December 17, 2014
Posted in: Industry News

Dallas restaurants are joining together to avoid criticism

A group of restaurants are rebelling against a Dallas newspaper. If you’re considering opening a restaurant at some point in your life or currently working in the industry, then you’re bound to understand the importance of reviews . These opinions, often published in local or national periodicals, have the capacity to influence your business either positively or negatively. For many restaurateurs, the inevitable visit from food critics can be a point of great stress, while others may look forward to the opportunity to impress someone with a bit of clout over people’s opinions. According to the Washington Post, though, a group of restaurant owners and managers in Dallas have recently rebelled against a well known restaurant critic, Leslie Brenner, by adopting a strange practice.

The critic
Leslie Brenner is well known in Texas. As the restaurant critic for the Dallas Morning News, she has a great deal of influence in the decisions that residents of the area make regarding where they eat out. With that said, she’s become known as something of a tough critic throughout the area, frequently delivering reviews that restaurant owners feel are unfair.

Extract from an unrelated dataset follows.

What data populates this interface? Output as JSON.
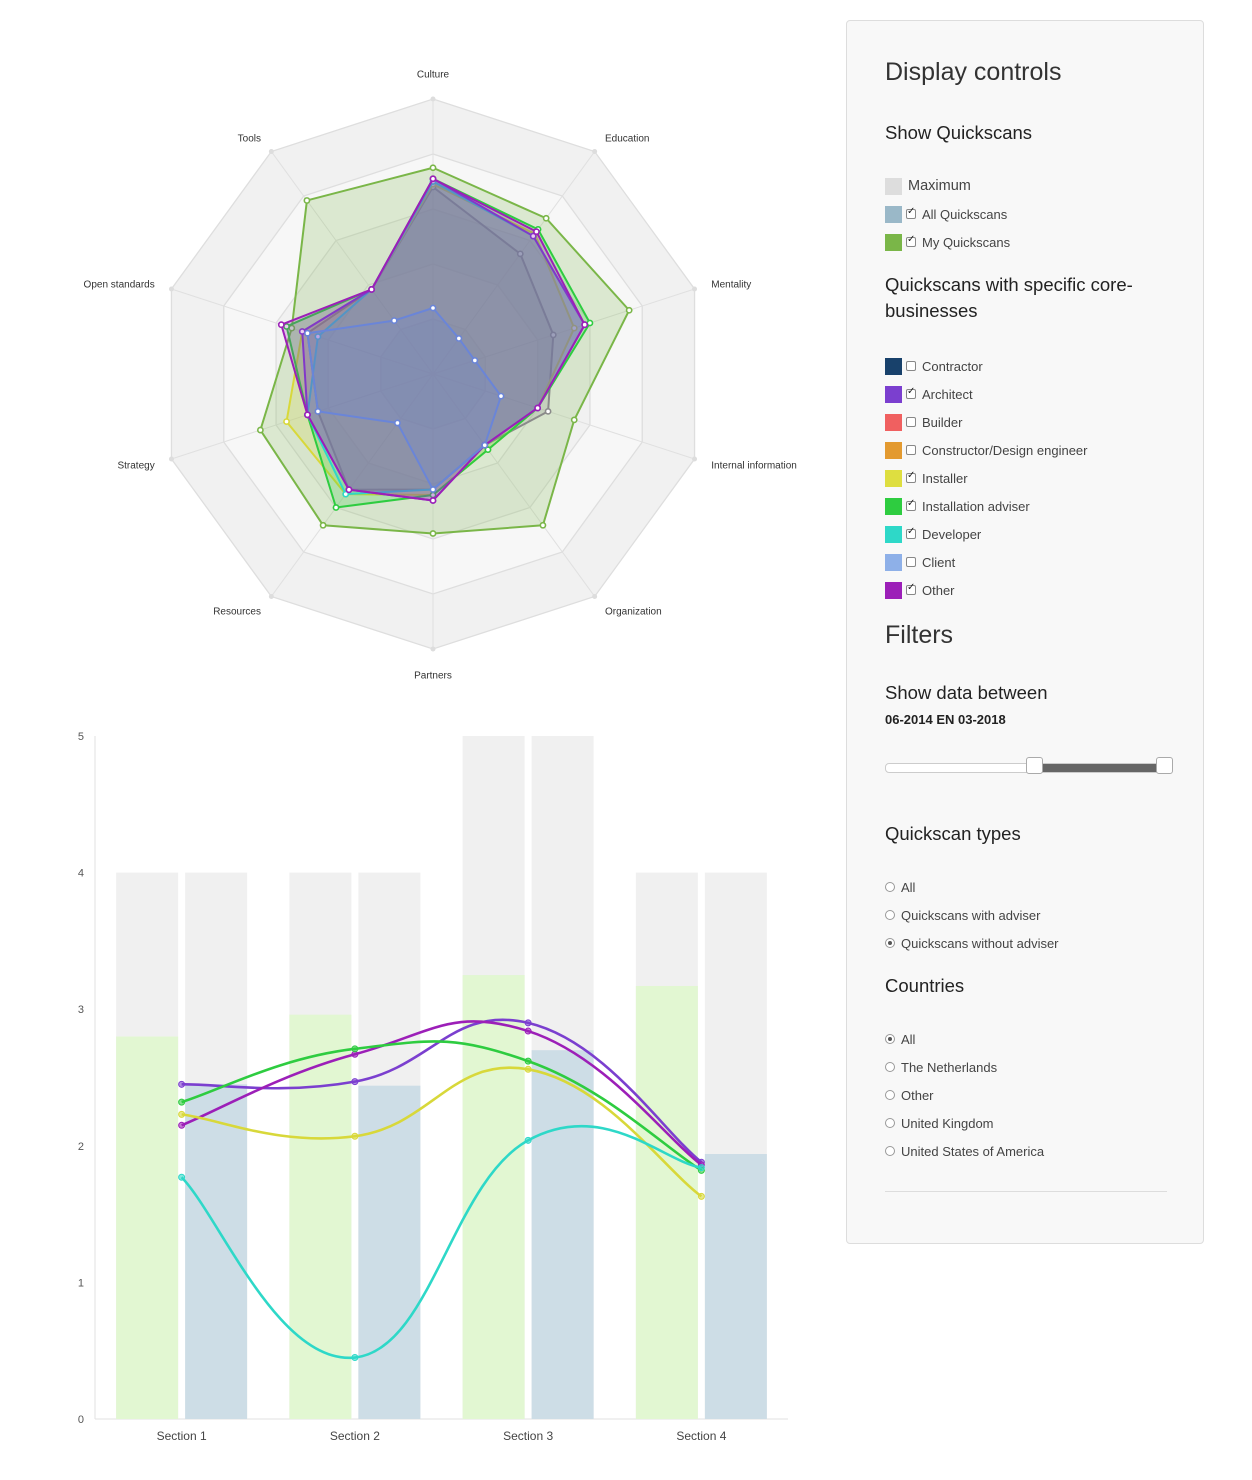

Now, of course, anyone who receives an unflattering critique of their establishment is going to feel somewhat jaded, but there is a specific and recurring objection in Dallas. Brenner writes her reviews on the basis of a five-star system, which has led to a strong disagreement on the part of local restaurant owners, who state that it doesn’t allow for proper differentiation or fair, objective ratings between restaurants of different kinds. More specifically, they wonder how a three star casual restaurant can be differentiated from a three star black-tie lounge, etc.

The rebellion
Apparently, a number of restaurants in the Dallas area don’t intend to take the Dallas Morning News’ system laying down. The Dallas Observer has reported that a group of those in management positions at area restaurants held a meeting to determine what to do about the situation. Ultimately, they resolved that they would no longer allow Brenner to pay for any food or drink she received there. Most restaurant critics, Brenner included, are not supposed to accept free food under any circumstance, as it takes away from the objective nature of their journalism. By refusing to take her money, these create a scene in which her word becomes less trustworthy as bias becomes inseparable from opinion. Some of the area’s finest eateries have come on board with the policy, including Lark on the Park, Spoon, Meddlesome Moth, Proof + Pantry and others who regularly see large customer volume from local foodies and Texas culinary arts students.

Other details
The restaurants moving forward with the policy have also resolved to refuse reporters and photographers from the Morning News in advance of a review. Perhaps the boldest part of the strategy involves a number of these establishments putting stickers in their window reading ‘DMN Doesn’t Pay Here,’ as well as adorning the tops of their menus with the same phrase.